To resolve these troubling issues, innovative new health care delivery models are needed in rural America.  Flexible and sustainable models that focus on improving access and population health are a significant part of the solution. As Finance Committee Chairman Senator Orrin Hatch explained at the beginning of the hearing, “One consistent theme we will hear from our witnesses today is flexibility – they want the flexibility to design innovative ideas that are tailored to fit the specific needs of the communities they serve.” We believe that flexibility is key for rural communities, and a “one-size fits all” approach to rural policy is destined for failure.
 
Three of NRHA’s members testified at the hearing: Dr. George H. Pink, Deputy Director, NC Rural Health Research Program Sheps Center for Health Services Research; NRHA Past President Dr. Keith J. Mueller, University of Iowa College of Public Health, Gerhard Hartman Professor In Health Management and Policy, Director, RUPRI Center For Rural Health Policy Analysis; and Ms. Konnie Martin, Chief Executive Officer of San Luis Valley Health in Alamosa, Colorado. We appreciate the Committee’s work to ensure that the witnesses come from diverse rural health backgrounds, and we were incredibly grateful for their perspectives on the various challenges facing rural communities.
 
Dr. Pink outlined the long-term unprofitability of rural hospitals and focused on the effects of the closure crisis on communities: “Some convert to another type of health care facility, but more than one half no longer provide any health care services – they are now parking lots or empty buildings.
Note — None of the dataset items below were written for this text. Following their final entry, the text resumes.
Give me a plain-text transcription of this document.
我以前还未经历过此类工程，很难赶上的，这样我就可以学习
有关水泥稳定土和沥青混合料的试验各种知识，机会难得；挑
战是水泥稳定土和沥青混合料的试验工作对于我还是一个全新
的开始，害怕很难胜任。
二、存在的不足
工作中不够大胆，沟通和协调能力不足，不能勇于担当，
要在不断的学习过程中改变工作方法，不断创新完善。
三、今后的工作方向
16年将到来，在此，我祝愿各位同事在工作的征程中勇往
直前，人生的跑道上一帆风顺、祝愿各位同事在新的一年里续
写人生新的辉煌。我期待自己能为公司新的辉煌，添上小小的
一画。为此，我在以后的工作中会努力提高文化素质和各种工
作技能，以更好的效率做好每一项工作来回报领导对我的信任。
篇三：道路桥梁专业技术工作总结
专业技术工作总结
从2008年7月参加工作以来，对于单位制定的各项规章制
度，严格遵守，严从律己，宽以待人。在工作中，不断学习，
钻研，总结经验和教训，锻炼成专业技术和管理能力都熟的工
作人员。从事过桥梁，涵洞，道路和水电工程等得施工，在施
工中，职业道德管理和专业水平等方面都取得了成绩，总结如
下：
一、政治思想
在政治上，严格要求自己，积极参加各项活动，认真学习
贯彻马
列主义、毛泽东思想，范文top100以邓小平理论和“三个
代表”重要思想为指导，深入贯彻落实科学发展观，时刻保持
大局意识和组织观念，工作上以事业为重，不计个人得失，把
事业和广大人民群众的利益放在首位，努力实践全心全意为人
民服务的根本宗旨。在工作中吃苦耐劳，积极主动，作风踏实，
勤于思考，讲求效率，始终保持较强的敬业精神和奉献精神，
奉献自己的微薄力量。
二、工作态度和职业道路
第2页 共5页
Patients travel an 3 average of 12.5 miles to the next closest hospital, but many travel 25 miles or more. For the old, poor, and disabled who cannot afford or do not have access to reliable transportation, these distances can be very real barriers to obtaining needed care.”
 
NRHA applauds the Senate Finance Committee for holding this important hearing. We are grateful to the Members of the Committee for their constant commitment to rural America, and we look forward to continuing this dialogue with them about policies to improve rural health care during and after the hearing.